Historically, most therapy training has been based on neurotypical to neurotypical interactions. When I trained I don’t think neurodivergence was mentioned at all and we only touched on privilege and intersectional identities. I already had a fair bit of knowledge, from working as a disability practitioner and my years as a serial student (because neurodivergence, identity and otherness were already a special interests) and, once I started exploring my own neurodivergence (a few years after qualifying), I realised I had already integrated some of this knowledge into my way of working.
Because learning is also one of my special interests as I started focusing my work on supporting other neurodivergent folks, I went looking for CPD to support me. I wanted something that went beyond Neurodiversity 101, but wasn’t another post-grad. (I’m not sure my bank balance or my wife would forgive me if I did another masters). I wanted something that wasn’t just regurgitating the deficit based medical model, but that really encompassed the parts of the neurodiversity paradigm that I loved.
Something that spoke about the inaccessibility and problems of the diagnostic system, acknowledging the co-occurrence and of different experiences and most importantly something that gave practical guidance on supporting neurodivergent folks in a way that was helpful for them, not the neurotypical people around them.
I felt a bit like Goldilocks, every time I tried a new workshop it wasn’t quite right, not enough lived-experience, too much focus on diagnosis, no practical guidance, using out of date language. I kept trying, and never found one that was just right.
At the same time I was working with most neurodivergent clients and increasingly supporting neurodivergent therapists and mentors through supervision, drawing together all these bits of my knowledge and experience and weaving them into a coherent approach.
I didn’t set out to create a model of neurodivergent wellbeing (anymore that I set out to be a therapist) but, over time, somewhere between understand my neurodivergent identity, my academic interested in identity and otherness and my work supporting ND clients and therapists, one emerged. Most importantly when I started sharing it with the people I was working to support, it helped them.
It started off with a pattern I noticed in myself as well as the people I was working with.
The less we looked after ourselves, the more dysregulated we would become.
The more dysregulated, the more energy we had to use processing the world around us.
More energy processing existing, meant less capacity to do things we wanted or needed to do.
Not getting things done, leads to negative self-talk and attempts to ‘just push through’
Negative self-talk tries to convince us that we are not deserving of self-care or the things that nourish us.
So we don’t look after ourselves because we haven’t ‘earned it’
As I spent more time reflecting on this and sharing it with clients and colleagues, it became apparent that it wasn’t just a cycle, but a spiral. The more times we went round the faster we would move through it and the harder it would be to break free of its pull. Eventually, at the bottom of the spiral, we reach burnout.
For myself, and in my work I became aware of the range of things that could hasten the descent down and the importance of recognising individual context when identifying these. Some of these downward factors are in our control, but many are not. (It’s a long running theme in my work that capitalism, patriarchy, ableism, etc are often key causes of distress.)
Being on the downwards spiral can feel like a helter-skelter, picking up speed and racing towards the bottom, with no way to stop yourself.

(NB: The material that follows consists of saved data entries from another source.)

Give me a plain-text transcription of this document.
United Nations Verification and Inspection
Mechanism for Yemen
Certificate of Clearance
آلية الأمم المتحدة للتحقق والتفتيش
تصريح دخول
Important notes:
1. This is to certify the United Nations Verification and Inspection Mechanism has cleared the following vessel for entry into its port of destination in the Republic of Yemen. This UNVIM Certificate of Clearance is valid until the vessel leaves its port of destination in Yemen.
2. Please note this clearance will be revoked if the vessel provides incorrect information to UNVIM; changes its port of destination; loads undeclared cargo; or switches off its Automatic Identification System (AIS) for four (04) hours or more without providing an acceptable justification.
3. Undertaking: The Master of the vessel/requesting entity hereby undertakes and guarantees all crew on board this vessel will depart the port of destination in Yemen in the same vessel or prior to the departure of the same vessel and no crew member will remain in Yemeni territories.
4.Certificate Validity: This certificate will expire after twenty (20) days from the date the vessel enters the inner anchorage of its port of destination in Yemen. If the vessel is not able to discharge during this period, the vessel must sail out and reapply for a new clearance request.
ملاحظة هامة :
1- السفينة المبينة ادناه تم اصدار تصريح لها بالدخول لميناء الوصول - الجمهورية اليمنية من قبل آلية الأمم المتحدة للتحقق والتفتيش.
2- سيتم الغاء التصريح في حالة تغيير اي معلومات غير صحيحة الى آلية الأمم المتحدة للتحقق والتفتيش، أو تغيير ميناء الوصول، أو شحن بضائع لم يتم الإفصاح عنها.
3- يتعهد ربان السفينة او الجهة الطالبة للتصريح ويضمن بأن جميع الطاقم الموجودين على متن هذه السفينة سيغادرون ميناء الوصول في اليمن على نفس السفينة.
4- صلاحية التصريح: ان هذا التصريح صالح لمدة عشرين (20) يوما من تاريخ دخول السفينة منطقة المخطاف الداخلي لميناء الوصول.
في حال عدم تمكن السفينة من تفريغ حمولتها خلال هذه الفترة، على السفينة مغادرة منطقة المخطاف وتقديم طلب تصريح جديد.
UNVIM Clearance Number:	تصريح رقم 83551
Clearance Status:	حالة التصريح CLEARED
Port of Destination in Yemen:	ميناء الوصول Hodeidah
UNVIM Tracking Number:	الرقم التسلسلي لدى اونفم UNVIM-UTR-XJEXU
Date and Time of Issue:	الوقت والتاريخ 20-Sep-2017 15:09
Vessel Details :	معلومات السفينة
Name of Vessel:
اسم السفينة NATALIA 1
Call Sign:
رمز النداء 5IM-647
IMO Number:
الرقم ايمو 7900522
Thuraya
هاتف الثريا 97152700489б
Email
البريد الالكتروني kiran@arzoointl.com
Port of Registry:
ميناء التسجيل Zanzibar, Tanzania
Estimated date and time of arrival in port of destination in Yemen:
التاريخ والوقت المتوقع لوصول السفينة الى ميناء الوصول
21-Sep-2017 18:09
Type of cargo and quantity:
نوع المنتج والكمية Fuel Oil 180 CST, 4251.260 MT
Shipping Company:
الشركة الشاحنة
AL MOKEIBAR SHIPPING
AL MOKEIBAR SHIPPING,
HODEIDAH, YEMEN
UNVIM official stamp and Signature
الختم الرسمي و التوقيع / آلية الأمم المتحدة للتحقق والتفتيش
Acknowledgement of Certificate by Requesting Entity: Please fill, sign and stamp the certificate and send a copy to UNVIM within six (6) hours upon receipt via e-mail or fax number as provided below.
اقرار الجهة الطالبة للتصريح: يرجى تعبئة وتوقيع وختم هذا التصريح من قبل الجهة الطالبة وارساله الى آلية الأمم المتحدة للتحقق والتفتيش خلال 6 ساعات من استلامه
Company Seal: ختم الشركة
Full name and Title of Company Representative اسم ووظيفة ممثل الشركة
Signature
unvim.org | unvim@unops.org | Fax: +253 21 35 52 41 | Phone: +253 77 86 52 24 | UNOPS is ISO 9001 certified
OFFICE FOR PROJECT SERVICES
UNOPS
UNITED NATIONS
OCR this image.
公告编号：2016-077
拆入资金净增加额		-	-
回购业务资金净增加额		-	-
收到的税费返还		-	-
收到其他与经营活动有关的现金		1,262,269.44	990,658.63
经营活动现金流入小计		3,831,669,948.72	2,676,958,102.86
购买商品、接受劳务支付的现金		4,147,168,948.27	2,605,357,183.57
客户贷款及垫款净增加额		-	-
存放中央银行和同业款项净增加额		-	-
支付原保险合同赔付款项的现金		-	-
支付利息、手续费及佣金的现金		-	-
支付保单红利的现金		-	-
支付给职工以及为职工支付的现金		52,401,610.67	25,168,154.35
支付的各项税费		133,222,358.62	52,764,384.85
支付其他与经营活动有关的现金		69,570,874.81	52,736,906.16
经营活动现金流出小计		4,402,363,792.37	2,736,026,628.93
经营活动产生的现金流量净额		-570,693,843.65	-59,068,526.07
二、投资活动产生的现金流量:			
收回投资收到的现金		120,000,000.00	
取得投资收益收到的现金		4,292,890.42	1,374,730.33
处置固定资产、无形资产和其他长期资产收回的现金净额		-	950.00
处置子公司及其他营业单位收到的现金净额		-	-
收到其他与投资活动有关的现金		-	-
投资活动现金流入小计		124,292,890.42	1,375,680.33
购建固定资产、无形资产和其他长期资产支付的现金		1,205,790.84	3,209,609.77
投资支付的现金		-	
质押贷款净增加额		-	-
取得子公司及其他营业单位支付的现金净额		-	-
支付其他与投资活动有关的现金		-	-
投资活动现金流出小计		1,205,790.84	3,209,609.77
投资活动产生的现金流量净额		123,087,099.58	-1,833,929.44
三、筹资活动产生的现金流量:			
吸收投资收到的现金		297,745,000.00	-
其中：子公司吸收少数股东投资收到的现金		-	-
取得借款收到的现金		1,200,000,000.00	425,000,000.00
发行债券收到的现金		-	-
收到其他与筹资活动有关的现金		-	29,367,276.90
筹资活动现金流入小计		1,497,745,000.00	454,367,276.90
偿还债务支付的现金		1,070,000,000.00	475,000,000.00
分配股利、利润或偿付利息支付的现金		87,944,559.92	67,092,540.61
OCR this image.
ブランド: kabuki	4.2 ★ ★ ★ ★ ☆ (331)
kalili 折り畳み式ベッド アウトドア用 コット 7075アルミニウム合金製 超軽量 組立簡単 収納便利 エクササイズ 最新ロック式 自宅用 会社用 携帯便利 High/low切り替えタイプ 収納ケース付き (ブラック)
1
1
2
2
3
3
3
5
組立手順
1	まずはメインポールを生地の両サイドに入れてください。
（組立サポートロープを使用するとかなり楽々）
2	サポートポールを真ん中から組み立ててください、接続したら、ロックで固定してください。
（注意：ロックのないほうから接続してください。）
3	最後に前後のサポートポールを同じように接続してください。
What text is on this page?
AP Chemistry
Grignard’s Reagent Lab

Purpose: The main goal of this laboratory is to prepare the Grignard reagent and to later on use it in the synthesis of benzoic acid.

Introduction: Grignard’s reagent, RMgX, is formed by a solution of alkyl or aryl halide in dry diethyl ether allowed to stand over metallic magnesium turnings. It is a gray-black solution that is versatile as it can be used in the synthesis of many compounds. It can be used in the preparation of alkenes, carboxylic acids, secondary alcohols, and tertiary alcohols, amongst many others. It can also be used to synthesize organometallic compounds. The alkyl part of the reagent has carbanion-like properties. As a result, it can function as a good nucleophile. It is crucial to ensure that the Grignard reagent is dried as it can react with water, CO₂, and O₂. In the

But I kept remembering the times when the opposite seemed to be true, when suddenly there would be an ease in my world and things would seem to improve at the same exponential rate. It was a client who challenged me to to find an equivalent upward spiral to represent this, and once I really started thinking about it, the answer became obvious.
We can’t increase our level of regulation or capacity by force of will. In fact this is one of the things that pushes us down, so place where we can exert influence is the place where many of us struggle the most: improving our self-worth and self-care.
As is nearly always the case, the answer is kindness and compassion. At the times when we are putting ourselves under the most pressure to ‘get things done’ are the times when it is necessary to stop and think about what we really need and how to attend to it with kindness and compassion.
The more we look after ourselves (from basic needs like food and water up to meaningful connections, creativity and living in line with our values) the more regulated we become.
The more regulated we are the more capacity we have to spare for things beyond processing the world around us and managing our spikey profiles.
So we are able to do more of the things that matter to us.
This boosts our self-worth, so we find it easier to be kind to ourselves
Again, context is key. What is possible for each of us varies greatly, and an intersectional approach to understanding this is key, but finding the small kindnesses, the ones that allow us to weave compassion through our lives can help us to, at the very least, slow our descent, if not completely reverse it.
It’s about truly understanding out own brains and needs and finding ways to attend to them in order to move to a balance and sustainable life.
We are always navigating both of these spirals, existing in the tension they create between them, but if we are aware of what moves us up and down, if we give ourselves permission to make the choices that are right for us, then we can curate a life that works for us.